Laura ne répondit pas. Elle se sentait inquiète.

— Moi oui, dit Tibère, en posant ses mains sur le visage de Laura. Moi, je l’ai très bien connu. C’était un drôle d’empereur, un adopté, dont personne n’a jamais bien su parler. On l’appelle Tibère, mais son nom véritable, c’est Tiberius Claudius Nero, Tibère-Claude-Néron… Nos trois noms en un seul, le mien, tu ne trouves pas ça curieux ? Tibère voyait des choses, il voyait des complots, des conspirations, il voyait le mal. Et moi aussi, des fois, je vois le mal. Et en ce moment, Laura, je vois quelque chose de terrible, à côté de toi, qui es si belle.

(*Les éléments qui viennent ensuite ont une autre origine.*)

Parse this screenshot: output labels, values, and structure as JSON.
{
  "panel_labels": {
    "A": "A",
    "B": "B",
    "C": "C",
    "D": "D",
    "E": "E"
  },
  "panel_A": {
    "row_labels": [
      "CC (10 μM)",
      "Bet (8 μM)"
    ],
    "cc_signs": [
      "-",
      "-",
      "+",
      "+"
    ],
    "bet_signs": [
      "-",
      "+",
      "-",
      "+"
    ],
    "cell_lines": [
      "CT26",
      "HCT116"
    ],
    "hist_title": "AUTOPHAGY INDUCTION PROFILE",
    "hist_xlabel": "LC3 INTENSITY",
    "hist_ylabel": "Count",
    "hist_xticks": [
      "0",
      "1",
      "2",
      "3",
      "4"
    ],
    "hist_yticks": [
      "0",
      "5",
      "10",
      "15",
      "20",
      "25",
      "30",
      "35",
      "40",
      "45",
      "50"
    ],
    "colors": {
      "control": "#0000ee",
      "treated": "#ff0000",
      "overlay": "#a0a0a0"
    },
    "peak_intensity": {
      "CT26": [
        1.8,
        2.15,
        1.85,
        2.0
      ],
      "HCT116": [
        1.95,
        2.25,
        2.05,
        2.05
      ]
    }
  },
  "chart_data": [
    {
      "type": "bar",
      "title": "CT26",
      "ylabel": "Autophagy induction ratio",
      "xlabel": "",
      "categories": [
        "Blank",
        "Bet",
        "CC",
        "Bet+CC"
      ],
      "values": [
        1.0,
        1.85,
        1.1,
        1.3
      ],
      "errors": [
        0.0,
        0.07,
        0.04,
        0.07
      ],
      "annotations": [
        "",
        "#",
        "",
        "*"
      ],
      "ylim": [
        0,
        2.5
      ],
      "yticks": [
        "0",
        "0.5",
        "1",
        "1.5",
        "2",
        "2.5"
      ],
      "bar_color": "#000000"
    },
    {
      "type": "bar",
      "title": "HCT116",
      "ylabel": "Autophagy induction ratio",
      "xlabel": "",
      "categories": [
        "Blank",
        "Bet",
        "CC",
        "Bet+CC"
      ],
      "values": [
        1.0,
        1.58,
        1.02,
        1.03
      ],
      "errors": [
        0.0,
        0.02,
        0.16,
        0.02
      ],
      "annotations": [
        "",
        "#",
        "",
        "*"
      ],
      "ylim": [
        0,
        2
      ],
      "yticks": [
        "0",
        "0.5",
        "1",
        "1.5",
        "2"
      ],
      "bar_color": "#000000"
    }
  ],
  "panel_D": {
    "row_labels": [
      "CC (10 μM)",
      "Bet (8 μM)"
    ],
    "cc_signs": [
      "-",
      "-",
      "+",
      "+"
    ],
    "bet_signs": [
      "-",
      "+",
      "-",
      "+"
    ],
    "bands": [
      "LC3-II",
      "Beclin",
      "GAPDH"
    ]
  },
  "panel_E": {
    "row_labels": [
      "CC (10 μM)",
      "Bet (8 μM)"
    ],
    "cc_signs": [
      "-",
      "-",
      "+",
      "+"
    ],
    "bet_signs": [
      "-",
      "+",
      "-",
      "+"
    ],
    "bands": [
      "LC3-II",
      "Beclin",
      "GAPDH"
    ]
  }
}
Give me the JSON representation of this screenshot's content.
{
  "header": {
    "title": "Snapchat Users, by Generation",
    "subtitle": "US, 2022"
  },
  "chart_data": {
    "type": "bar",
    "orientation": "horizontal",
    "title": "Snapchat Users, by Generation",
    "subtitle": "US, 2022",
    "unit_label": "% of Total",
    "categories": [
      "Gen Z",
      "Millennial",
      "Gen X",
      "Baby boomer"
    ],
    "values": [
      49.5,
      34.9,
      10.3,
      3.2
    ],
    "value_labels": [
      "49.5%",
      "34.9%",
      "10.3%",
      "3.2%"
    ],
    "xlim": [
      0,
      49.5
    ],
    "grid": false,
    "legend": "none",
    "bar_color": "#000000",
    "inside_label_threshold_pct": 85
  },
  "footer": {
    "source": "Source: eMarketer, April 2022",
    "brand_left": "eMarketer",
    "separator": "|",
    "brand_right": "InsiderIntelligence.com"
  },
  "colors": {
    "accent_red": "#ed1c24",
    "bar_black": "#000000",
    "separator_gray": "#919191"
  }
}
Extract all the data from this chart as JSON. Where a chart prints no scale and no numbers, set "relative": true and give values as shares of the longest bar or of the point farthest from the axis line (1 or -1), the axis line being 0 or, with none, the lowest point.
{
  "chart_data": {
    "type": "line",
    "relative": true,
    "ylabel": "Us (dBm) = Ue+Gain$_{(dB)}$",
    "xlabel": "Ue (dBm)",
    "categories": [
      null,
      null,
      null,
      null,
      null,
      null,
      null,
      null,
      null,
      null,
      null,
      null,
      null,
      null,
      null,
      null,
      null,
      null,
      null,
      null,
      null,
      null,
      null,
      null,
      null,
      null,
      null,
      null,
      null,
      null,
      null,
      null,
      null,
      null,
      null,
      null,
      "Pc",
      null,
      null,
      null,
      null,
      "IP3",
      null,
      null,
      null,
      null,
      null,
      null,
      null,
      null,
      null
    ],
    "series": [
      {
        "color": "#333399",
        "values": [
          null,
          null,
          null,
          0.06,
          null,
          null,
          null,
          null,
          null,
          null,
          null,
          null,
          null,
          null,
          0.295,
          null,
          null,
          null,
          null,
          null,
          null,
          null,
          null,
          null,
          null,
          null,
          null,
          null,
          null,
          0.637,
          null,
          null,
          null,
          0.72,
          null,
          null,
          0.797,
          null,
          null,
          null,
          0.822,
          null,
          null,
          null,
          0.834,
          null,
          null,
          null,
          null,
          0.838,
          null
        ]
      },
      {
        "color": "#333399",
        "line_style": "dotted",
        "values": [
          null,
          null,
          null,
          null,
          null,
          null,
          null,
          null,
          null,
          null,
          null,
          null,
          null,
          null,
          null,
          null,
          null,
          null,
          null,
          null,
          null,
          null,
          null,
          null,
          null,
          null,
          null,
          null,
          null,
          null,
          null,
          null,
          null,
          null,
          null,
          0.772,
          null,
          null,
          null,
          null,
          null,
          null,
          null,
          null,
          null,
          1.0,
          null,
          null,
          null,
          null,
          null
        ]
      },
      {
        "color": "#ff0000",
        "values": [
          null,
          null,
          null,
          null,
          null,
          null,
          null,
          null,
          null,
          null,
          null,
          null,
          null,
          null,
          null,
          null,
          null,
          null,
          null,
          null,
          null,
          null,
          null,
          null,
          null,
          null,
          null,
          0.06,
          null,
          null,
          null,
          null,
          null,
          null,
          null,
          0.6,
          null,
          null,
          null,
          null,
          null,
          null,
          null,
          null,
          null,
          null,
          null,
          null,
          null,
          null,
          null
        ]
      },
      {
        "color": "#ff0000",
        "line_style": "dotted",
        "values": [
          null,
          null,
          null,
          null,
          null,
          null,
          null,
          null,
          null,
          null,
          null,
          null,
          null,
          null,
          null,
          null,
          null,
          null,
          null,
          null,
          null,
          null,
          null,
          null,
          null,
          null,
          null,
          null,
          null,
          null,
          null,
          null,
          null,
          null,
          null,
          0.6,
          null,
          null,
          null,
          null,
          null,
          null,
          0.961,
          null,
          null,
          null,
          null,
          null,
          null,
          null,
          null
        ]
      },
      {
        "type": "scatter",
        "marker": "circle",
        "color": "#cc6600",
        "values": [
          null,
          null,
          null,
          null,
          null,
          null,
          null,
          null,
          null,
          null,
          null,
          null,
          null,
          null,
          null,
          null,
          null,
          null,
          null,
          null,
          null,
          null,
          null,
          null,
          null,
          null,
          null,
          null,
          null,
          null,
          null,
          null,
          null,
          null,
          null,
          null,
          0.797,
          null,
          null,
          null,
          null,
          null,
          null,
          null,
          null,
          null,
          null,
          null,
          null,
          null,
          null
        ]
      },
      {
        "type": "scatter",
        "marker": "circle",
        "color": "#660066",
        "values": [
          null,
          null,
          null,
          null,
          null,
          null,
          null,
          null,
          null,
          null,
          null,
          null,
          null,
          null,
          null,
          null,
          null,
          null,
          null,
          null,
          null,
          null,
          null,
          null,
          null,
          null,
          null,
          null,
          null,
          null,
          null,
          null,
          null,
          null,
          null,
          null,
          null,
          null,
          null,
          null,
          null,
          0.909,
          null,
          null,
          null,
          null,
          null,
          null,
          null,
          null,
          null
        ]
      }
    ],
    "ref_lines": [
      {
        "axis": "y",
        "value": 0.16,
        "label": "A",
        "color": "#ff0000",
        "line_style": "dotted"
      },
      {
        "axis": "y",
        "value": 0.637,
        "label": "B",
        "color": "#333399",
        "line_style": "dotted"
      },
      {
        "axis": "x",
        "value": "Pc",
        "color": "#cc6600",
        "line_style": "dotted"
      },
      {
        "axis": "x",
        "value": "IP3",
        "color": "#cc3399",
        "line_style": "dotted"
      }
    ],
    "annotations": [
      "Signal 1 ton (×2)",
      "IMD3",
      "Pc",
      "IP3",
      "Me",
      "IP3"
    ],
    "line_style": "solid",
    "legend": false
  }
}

— Arrête de parler comme ça, Tibère. Tu t’exaltes, tu es fatigué.

— Je vais dormir. Embrasse-moi.

— Ne pense plus à cette famille impériale. Vous deviendrez tous cinglés avec ça. Tu ne crois pas qu’on a assez d’emmerdements ? Tu n’as jamais connu l’empereur, sache-le, Tibère.

— Je le sais, dit Tibère en souriant.

En rentrant chez lui, Tibère réveilla Claude qui n’avait pas bougé de sa chaise, tandis que Néron avait disparu, et la bouteille aussi.

— Claude, dit-il à voix basse, va sur ton lit, tu seras mieux. Claude, est-ce que tu sais qu’en réalité je n’ai jamais connu l’empereur ?

— Je ne te crois pas, dit Claude sans ouvrir les yeux.